Cette prose Laus erumpat ex affectu en l’honneur de saint Michel archange fut composée par Adam de Saint-Victor (c. 1112 † c.1146), préchantre de Notre-Dame de Paris. Comme une douzaine d’autres séquences du même auteur, cette prose est établie sur le même type mélodique que sa fameuse séquence Laudes Crucis attollamus, composée pour les fêtes de la Croix. Sur ce même thème fut modulé par la suite au XIIIème siècle la fameuse séquence de la Fête-Dieu, Lauda, Sion, Salvatorem. Dans la partition ci-dessus, les doubles barres marquent l’alternance des chœurs, ceux-ci peuvent se rejoindre pour le dernier vers et l’Amen final.
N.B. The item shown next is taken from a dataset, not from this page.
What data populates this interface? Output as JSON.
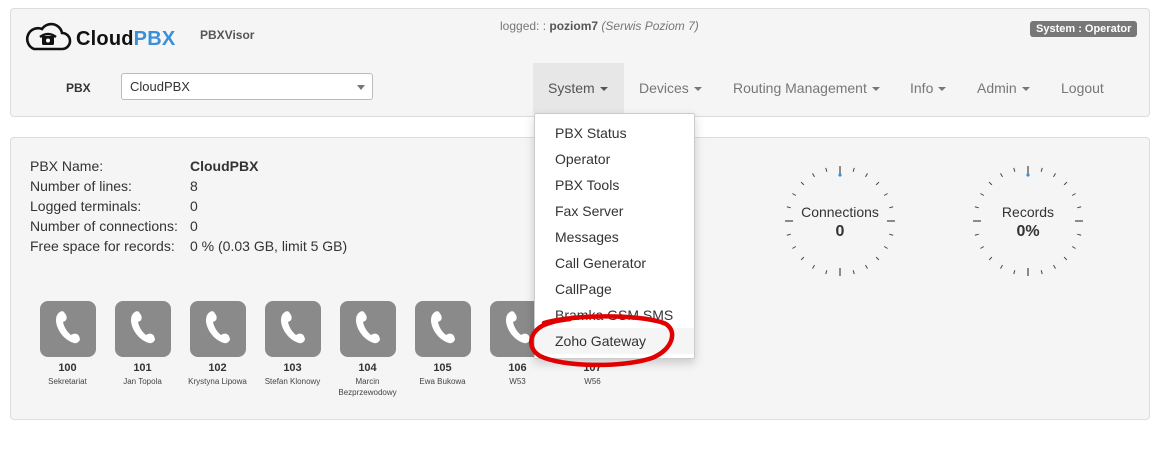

Cette séquence de saint Michel, née à Paris dans le contexte de la liturgie parisienne, s’est répandue un peu partout dans l’espace de l’ancien empire carolingien au cours du Moyen-Age. En particulier, elle fut en usage au Mont-Saint-Michel depuis le XIIème siècle jusqu’à la Révolution, et dans le diocèse de Coutances, depuis le XIIème siècle jusqu’en 1778, où on lui substitua la moderne Angelorum solemnia, qui lui est inférieure. La prose Laus erumpat ex affectu était utilisée au Mont-Saint-Michel non seulement pour la fête universelle du 29 septembre mais également pour la fête du 16 octobre qui commémore dans les diocèses normands l’apparition de saint Michel Archange au Mont Tombe et la dédicace de la Basilique du Mont-Saint-Michel.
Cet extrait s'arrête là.